I think you're onto something with the accuracy/vs. damage thing, especially in the context of how abstracted D&D style combat actually is. After all, a sword in the guts kills you just as dead as a bullet, so why do guns have to be game mechanically more deadly than hand weapons?

You could just give firearms the ability to hit the target as if they're ac 9 regardless of what armor they're wearing. (I'd keep natural ACs as is, and let magic armor function as normal as well)or if you really wanna be fiddly, you could give leather/padded armor a slight advantage because it works like modern bullet proof vests.

As for other gauss slugs:

Tracker slug
This slug carries a small transmitter that can be detected with a hand held unit for tracking purposes, or transmits to subsequent smart slugs for a bonus in targeting.

EMP slug
Similar to the Taser Slug, this round generates a burst of microwaves on entry that fries AI cores and electronics.

Hacker Slug
This slug carries a micro-wifi transmitter and a tiny hard drive that downloads virus' and other malware into computers and robots it's fired into.

Pillbug Slug
This slug is actually a tiny robotic unit equipped with razor sharp cutters, four agile little unfolding legs, and a tiny AI processor intent on causing as much mayhem and destruction as it can. It will seek out wires, sensitive mechanisms, and/or blood vessels and go to work. It's microbattery only lasts 1d4 turns unless it can tap into another power source to maintain its tiny rampage.

JB said...

I actually find my ideas of "combat: B/X style" work BETTER with hi-tech, space age genres or even advanced-modern.

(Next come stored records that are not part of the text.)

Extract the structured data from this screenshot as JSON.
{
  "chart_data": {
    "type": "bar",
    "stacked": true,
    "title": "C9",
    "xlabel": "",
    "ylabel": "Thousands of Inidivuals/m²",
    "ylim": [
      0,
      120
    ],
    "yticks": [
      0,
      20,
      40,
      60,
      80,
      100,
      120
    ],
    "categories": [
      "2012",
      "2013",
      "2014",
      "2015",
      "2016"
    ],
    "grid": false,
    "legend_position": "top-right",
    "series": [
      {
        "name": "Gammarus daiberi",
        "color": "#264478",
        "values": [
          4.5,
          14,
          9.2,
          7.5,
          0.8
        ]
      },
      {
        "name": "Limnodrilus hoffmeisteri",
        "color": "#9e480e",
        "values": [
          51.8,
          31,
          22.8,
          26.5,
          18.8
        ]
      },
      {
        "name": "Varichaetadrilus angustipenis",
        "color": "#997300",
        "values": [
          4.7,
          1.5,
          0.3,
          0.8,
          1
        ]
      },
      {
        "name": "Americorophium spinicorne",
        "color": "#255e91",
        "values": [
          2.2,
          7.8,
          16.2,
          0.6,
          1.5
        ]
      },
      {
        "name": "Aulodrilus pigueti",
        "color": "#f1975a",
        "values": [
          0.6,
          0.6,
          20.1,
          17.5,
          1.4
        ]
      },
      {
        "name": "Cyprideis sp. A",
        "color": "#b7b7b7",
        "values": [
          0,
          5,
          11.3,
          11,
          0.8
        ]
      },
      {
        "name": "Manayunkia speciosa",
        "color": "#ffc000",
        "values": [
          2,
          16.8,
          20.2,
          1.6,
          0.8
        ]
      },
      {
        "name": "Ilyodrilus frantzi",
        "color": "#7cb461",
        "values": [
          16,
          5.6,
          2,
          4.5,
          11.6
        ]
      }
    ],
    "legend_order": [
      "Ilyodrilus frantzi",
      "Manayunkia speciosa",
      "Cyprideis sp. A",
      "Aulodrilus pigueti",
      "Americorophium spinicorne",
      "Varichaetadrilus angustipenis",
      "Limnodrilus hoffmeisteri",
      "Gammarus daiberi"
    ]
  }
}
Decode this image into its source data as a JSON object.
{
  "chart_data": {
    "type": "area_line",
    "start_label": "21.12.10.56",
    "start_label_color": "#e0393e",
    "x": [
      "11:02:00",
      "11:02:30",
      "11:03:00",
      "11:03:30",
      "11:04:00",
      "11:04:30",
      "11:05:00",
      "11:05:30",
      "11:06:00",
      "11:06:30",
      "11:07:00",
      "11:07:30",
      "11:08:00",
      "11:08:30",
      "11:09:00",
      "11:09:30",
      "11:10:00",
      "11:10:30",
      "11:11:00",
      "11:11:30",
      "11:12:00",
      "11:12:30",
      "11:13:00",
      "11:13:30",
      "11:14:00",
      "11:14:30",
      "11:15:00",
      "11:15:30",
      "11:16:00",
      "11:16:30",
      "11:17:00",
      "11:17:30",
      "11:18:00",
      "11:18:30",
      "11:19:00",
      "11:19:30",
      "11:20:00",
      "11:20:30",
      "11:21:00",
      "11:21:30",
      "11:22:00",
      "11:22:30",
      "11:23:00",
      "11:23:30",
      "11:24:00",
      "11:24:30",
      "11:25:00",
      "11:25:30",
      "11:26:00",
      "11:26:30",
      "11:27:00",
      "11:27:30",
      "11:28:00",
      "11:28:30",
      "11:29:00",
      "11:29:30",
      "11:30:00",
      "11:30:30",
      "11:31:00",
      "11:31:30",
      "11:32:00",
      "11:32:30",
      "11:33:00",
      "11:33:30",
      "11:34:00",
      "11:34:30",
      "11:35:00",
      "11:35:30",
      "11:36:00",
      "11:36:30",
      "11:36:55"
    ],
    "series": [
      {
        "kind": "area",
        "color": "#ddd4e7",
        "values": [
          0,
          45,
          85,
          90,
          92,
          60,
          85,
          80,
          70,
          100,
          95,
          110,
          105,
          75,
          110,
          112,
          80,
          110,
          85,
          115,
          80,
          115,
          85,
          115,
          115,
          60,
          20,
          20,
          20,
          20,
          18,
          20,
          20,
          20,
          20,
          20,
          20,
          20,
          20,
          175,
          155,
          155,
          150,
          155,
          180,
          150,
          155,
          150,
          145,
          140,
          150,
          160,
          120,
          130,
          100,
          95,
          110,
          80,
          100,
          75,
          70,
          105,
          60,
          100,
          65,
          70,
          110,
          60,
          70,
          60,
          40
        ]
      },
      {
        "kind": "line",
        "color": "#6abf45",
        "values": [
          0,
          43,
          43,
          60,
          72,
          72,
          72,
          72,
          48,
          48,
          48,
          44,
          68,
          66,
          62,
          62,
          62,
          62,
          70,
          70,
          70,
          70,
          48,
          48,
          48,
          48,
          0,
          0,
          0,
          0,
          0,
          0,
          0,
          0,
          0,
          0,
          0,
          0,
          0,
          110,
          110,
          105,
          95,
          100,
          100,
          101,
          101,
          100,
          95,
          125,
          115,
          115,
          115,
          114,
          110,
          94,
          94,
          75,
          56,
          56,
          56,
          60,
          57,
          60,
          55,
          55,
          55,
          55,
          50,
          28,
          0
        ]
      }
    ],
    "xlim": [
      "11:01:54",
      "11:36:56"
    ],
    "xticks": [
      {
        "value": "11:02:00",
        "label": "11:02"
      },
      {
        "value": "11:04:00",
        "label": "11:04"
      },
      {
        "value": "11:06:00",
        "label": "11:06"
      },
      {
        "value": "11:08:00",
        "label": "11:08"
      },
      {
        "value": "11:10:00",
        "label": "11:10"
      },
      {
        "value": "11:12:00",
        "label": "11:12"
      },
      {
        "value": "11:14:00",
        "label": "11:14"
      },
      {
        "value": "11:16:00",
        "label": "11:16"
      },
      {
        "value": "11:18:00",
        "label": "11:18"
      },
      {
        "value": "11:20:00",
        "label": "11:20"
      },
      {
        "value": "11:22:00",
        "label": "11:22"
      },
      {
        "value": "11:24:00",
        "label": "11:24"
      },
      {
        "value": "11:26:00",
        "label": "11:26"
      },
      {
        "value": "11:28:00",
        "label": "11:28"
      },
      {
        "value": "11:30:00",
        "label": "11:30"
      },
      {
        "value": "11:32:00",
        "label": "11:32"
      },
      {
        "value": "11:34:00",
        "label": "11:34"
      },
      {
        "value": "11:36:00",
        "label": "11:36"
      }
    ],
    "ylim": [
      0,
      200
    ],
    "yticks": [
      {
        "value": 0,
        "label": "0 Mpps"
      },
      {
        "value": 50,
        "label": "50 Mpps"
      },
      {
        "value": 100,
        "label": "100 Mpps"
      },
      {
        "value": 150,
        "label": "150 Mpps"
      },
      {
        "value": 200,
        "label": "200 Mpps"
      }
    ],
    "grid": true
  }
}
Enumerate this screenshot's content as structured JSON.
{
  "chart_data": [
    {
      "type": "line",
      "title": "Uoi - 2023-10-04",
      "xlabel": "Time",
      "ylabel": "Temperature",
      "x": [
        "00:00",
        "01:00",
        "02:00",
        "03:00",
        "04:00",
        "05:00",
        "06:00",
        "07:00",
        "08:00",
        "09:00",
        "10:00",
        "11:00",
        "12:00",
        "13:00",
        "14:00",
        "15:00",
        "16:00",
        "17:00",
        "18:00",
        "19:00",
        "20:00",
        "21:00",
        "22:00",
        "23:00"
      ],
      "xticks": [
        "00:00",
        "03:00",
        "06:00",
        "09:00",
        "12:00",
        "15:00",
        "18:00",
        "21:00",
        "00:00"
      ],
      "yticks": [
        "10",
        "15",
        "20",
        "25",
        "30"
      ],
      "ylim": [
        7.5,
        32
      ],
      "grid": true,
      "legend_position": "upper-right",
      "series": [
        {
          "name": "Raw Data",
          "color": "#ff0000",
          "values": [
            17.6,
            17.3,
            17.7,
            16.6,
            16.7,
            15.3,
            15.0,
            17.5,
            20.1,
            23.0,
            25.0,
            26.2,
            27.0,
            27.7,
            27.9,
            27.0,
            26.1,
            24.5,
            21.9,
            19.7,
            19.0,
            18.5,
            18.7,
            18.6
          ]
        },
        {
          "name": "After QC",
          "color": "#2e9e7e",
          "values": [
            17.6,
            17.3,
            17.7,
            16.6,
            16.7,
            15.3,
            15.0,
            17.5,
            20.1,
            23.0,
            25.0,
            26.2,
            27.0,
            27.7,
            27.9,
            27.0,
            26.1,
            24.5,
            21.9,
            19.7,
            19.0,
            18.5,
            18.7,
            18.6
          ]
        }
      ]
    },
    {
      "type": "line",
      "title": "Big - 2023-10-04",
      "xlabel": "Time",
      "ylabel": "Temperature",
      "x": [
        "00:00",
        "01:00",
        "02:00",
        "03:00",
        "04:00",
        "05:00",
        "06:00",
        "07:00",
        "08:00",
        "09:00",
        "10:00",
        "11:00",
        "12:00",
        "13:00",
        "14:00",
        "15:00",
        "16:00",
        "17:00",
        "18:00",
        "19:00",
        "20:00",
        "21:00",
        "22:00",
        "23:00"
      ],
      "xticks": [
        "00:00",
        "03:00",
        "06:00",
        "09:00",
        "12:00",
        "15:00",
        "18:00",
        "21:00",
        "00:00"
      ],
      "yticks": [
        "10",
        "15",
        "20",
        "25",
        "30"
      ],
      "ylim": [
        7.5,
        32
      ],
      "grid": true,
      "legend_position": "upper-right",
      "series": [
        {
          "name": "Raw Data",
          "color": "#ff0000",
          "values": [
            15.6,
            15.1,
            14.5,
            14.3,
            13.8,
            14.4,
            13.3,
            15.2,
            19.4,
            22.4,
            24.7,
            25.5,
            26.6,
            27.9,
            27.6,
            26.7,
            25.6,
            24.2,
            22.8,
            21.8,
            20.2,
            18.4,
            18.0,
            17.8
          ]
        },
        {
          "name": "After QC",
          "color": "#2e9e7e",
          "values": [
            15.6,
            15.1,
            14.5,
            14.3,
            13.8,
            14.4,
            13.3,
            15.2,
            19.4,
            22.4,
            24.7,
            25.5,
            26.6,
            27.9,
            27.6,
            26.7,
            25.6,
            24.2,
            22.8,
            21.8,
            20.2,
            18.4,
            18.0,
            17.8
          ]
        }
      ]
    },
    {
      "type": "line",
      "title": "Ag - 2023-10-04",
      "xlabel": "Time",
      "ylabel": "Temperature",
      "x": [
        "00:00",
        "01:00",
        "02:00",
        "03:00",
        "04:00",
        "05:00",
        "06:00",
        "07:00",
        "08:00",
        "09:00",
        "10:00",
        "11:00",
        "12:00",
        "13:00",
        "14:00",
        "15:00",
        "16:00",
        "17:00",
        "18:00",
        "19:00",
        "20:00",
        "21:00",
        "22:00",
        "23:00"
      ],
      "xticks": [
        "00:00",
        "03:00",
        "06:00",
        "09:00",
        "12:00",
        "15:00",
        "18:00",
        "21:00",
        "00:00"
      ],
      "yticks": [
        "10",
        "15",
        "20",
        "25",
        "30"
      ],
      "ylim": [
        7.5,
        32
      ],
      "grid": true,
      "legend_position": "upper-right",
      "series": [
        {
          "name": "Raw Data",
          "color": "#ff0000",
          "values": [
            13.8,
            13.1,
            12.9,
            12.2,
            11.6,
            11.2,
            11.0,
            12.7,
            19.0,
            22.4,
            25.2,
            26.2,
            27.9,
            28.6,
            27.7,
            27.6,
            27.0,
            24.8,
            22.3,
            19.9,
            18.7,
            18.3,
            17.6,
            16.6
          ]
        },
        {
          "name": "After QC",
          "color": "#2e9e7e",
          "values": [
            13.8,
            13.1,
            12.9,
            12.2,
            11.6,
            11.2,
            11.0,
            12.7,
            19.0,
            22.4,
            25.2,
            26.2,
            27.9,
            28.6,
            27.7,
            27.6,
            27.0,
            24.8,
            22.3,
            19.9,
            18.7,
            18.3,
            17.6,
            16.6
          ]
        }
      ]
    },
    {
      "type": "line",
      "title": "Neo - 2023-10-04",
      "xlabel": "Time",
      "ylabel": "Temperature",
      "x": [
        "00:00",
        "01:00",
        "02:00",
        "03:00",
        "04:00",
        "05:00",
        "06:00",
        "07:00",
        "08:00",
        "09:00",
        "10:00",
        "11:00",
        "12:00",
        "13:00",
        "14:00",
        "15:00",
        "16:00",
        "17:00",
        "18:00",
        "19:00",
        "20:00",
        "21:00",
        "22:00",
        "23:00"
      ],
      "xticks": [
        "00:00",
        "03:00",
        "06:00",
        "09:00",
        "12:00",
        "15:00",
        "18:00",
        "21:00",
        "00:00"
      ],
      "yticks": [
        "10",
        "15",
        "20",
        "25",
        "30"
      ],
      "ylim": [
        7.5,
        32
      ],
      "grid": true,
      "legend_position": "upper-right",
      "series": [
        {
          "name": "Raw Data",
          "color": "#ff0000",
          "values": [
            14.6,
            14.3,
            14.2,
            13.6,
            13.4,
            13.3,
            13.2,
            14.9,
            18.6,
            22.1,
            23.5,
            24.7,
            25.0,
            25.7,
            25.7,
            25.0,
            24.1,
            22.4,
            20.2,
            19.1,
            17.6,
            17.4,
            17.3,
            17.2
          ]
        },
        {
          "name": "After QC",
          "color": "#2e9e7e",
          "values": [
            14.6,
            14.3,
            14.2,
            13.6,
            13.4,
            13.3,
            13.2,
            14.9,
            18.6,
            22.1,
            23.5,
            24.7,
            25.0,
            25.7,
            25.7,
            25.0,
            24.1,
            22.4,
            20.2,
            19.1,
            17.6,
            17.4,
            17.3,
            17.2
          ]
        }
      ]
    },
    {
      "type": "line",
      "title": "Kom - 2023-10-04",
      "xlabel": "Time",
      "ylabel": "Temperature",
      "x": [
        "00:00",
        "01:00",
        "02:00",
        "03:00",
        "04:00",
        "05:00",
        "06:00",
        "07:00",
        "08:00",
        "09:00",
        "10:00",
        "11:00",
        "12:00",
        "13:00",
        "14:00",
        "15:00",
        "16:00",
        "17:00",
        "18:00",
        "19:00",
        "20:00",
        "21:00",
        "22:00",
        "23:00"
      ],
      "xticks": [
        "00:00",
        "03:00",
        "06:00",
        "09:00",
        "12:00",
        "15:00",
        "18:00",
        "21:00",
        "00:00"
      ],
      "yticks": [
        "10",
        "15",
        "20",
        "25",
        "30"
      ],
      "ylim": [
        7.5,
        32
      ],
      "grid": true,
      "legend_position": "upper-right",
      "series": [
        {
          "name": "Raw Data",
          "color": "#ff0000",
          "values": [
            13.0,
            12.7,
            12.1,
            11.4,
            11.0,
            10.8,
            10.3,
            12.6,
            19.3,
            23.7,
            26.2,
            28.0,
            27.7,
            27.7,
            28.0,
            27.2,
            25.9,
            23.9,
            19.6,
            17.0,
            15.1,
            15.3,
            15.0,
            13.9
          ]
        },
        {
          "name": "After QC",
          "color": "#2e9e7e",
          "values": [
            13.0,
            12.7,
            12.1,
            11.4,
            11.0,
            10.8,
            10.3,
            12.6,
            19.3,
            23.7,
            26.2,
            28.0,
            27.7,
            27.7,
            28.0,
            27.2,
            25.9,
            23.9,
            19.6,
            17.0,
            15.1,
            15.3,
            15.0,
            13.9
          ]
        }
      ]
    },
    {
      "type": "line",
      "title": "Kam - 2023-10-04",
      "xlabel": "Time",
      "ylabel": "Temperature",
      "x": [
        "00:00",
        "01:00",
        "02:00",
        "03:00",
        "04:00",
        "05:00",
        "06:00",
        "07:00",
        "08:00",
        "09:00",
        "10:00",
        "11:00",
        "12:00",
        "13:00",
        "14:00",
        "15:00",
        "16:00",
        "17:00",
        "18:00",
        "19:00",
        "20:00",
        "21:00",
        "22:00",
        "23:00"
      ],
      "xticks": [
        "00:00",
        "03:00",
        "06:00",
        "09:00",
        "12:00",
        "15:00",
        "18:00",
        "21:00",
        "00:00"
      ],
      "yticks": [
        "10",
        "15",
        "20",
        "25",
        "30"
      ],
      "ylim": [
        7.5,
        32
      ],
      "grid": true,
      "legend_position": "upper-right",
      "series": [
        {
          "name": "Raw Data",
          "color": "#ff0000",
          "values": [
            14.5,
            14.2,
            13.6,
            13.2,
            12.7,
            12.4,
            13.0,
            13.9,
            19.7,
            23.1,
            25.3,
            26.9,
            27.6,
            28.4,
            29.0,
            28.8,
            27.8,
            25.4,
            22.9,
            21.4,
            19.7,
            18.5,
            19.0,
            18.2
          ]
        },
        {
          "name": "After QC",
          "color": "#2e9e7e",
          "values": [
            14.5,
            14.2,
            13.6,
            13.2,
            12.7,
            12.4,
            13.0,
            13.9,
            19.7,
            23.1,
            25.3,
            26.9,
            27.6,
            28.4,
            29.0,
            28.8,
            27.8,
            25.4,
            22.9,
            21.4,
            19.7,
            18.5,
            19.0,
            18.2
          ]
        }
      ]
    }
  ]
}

Anything where you stop counting bullets.

Filling the air with lasers or bullets (or rail gun particles) is the missile fire equivalent of (how I see) B/X melee combat. Make 1 attack roll, check damage to see how many/how precise the shots that hit, and subtract from HPs.

Individual bullets and arrows and sling stones is where B/X stops working well for me.

Stuart said...

We have guns reduced AC by 2 points (minimum of 9) and are using d8 for Revolvers and d10 for Rifles and Shotguns. You can make up to 3 attacks a round. If the character fires 2 shots add +2 on to the to-hit number (aka -2 to hit) , and if they fire 3 shots add +3 to the to-hit number (-3 to hit).

Vincent Diakuw said...

I have no complaints about B/X missile weapons (and actually think JB is dead on), but if you want to avoid damage dice inflation, keep it simple, and avoid new systems, you could keep damage in the small poly range and simply force a save vs whatever you prefer - Death, Paralysis, Wands - all sound good to me.

Failing the save drops the foe to HP = Character Level or Hit Dice... then subtract the damage rolled for the projectile. That'll throw the fear of firearms into any PC, and ensure that appropriate armour is de rigueur.